Incyte said today it will partner with the Abramson Cancer Center at the University of Pennsylvania on research into cancer biology and immunotherapy.

Through the collaboration, whose value was not disclosed, Penn investigators will study novel therapeutics being discovered at Incyte, with the goal of better understanding their mechanisms of action and developing clinical rationales for combination therapy and patient selection.

Incyte said it will also partner with Penn to develop a bioinformatics program in clinical immunotherapy intended to advance novel therapeutics.

During the “multiyear” research collaboration, Incyte added, it will provide financial support for these research programs and may conduct additional grant-funded research with Penn investigators in other unspecified innovative areas of cancer immunology.

“This alliance will allow us to mobilize two groups of leading scientists toward the collective goal of advancing the field of immunotherapy,” Incyte CSO Reid Huber, Ph.D., said in a statement.

Incyte is looking to bolster a cancer immunotherapy pipeline now led by epacadostat (INCB024360), an oral inhibitor of indoleamine 2,3-dioxygenase (IDO1) now under study in the Phase III ECHO-301 trial, assessing the candidate in first-line treatment of patients with advanced or metastatic melanoma, in combination with Merck & Co.’s marketed cancer anti-programmed cell death -1 (PD-1) receptor immunotherapy Keytruda® (pembrolizumab).

ECHO-301 was launched in June, with initial data expected to be available in 2018.

On January 9, Incyte and Merck said the epacadostat–Keytruda combination would be advanced this year into additional Phase III trials in non-small-cell lung cancer (NSCLC), renal, head and neck, and bladder cancers.

Another four Incyte cancer immunotherapy candidates have advanced Phase I/II dose-escalation studies in unspecified solid tumors. They include INCB01158, a first-in-class, oral arginase inhibitor being co-developed through a licensing agreement announced last month with Calithera Biosciences; INCSHR1210, an anti-PD-1, fully human monoclonal antibody licensed from Jiangsu Hengrui Medicine, for which enrollment has been suspended; and the anti-glucocorticoid induced tumor necrosis factor receptor (GITR) agonist INCAGN1876 and the anti-OX40 agonist INCAGN1949, both licensed from Agenus.

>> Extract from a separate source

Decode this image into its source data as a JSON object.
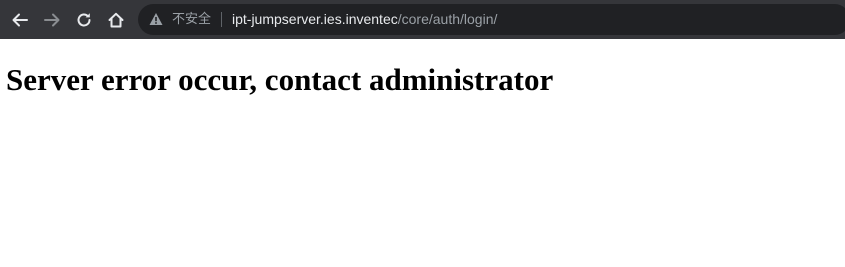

Incyte markets two cancer treatments. Jakafi® (ruxolitinib) in the U.S. is a kinase inhibitor indicated for polycythemia vera following inadequate response to or intolerance of hydroxyurea and intermediate or high-risk myelofibrosis. The company also licenses European rights to the leukemia drug Iclusig® (ponatinib) from Ariad Pharmaceuticals, which is being acquired by Takeda Pharmaceutical.